FISPA便り「『いき』だった『まとふ』のショー」

 これまで数多くのファッションショーを見てきましたが、去る3月21日に東京・芝の増上寺で開かれた「まとふ」のショーは、忘れられないショーになることは間違いありません。作品はもちろんですが、何と言っても、ショー会場が関東における浄土教学の殿堂であり、徳川家の菩提寺でもある大寺院の境内だったのです。

 「まとふ」の堀畑裕之・関口真希子さんは、かねて「日本の美」を追求しています。忘れかけた日本の美意識を現代の目線で取り上げる「日本の眼」シリーズは、「慶長の美」以来、今回で15回目です。そのテーマは、日本の美の王道そのものである「いき」。

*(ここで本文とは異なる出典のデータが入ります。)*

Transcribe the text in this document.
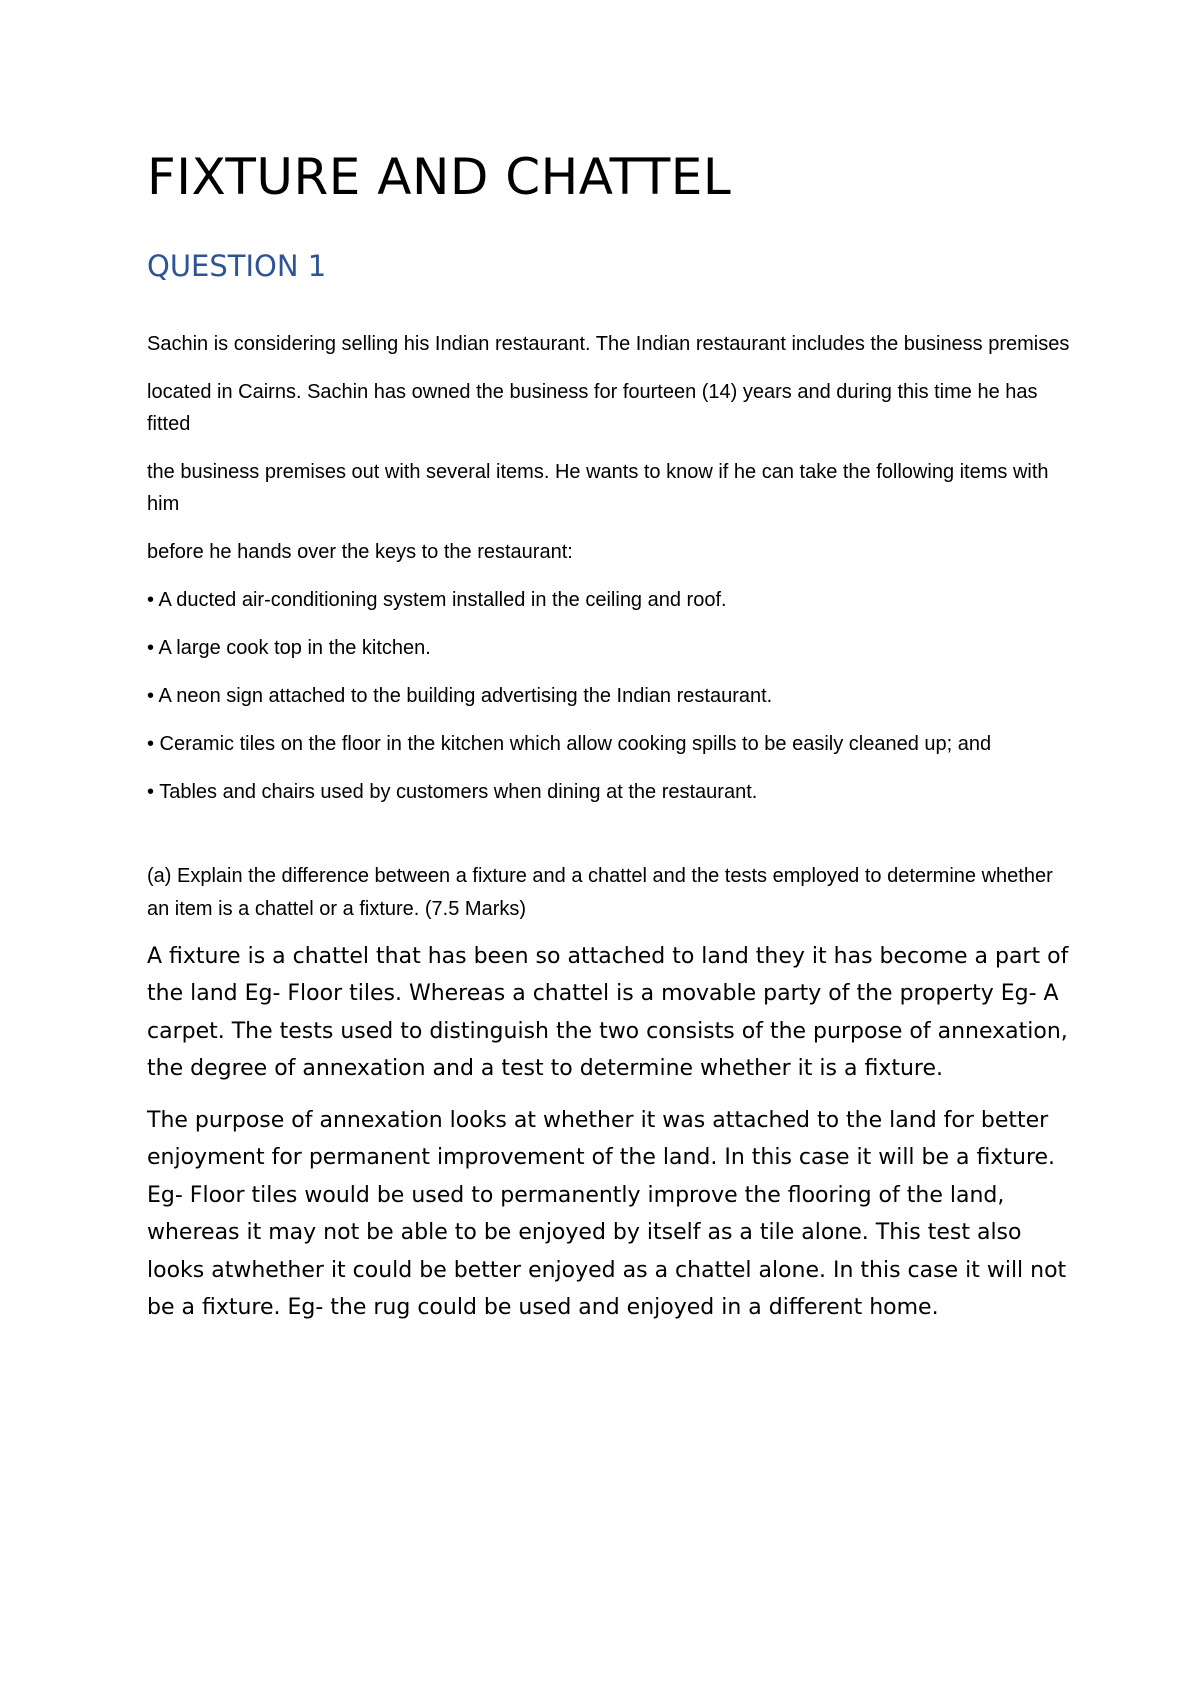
FIXTURE AND CHATTEL
QUESTION 1

Sachin is considering selling his Indian restaurant. The Indian restaurant includes the business premises

located in Cairns. Sachin has owned the business for fourteen (14) years and during this time he has fitted

the business premises out with several items. He wants to know if he can take the following items with him

before he hands over the keys to the restaurant:

• A ducted air-conditioning system installed in the ceiling and roof.

• A large cook top in the kitchen.

• A neon sign attached to the building advertising the Indian restaurant.

• Ceramic tiles on the floor in the kitchen which allow cooking spills to be easily cleaned up; and

• Tables and chairs used by customers when dining at the restaurant.

(a) Explain the difference between a fixture and a chattel and the tests employed to determine whether an item is a chattel or a fixture. (7.5 Marks)

A fixture is a chattel that has been so attached to land they it has become a part of the land Eg- Floor tiles. Whereas a chattel is a movable party of the property Eg- A carpet. The tests used to distinguish the two consists of the purpose of annexation, the degree of annexation and a test to determine whether it is a fixture.

The purpose of annexation looks at whether it was attached to the land for better enjoyment for permanent improvement of the land. In this case it will be a fixture. Eg- Floor tiles would be used to permanently improve the flooring of the land, whereas it may not be able to be enjoyed by itself as a tile alone. This test also looks atwhether it could be better enjoyed as a chattel alone. In this case it will not be a fixture. Eg- the rug could be used and enjoyed in a different home.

 「いき」をテーマに選んだのは、「日本の美意識、特に生き方の美学のなかで避けて通れない、また、決して他の言葉に言い換えることができないから」だそうです。

 「4色の糸をつないで1本のたて糸にし、多彩な縞を表現した織物」や「雪のつもった竹林で、縦にしなやかに伸びる青竹」のようなジャカード、「揺れる草の模様の紋塩瀬」などを駆使した作品は、「まとふ」の代表的な長着を軸に、いつになくシャープなラインが凛とした雰囲気を醸し出していました。そして、ふとした瞬間にちらりと見える裏地はポップでグラフィカルなプリント。

 当日は、あいにくの雨模様でしたが、「いき」な作品が大伽藍を背景にした闇の中に浮かび上がっていました。雨もまた、「いき」と言うべきでしょうか。

 以前もこのコラムで書きましたが、筆者は、かねて、故・多田富雄東大名誉教授が喝破した日本の美の説を信奉しています。「自然の中に無数の神をもつアニミズム、能や俳句に代表される象徴力、滅びゆくものへの共感のもののあはれ、それらを技術的に包み込む匠の技」がそれです。「まとふ」の作品は、(ご本人は否定するかもしれませんが)多田説の具現化だと思っています。

 「まとふ」の創造性をかきたててやまない日本の美。今後はどこに向かうのでしょうか。江戸時代の町人文化から生まれた「いき」が、IT革命で急変する現代社会にあって、新たな「いき」となることを期待したい思いです。なぜなら、「まとふ」によると「人情の機微に通じ、さりげなく相手の立場にたって『いきなはからい』ができる洗練された精神性が『いき』を完成させた」のですから。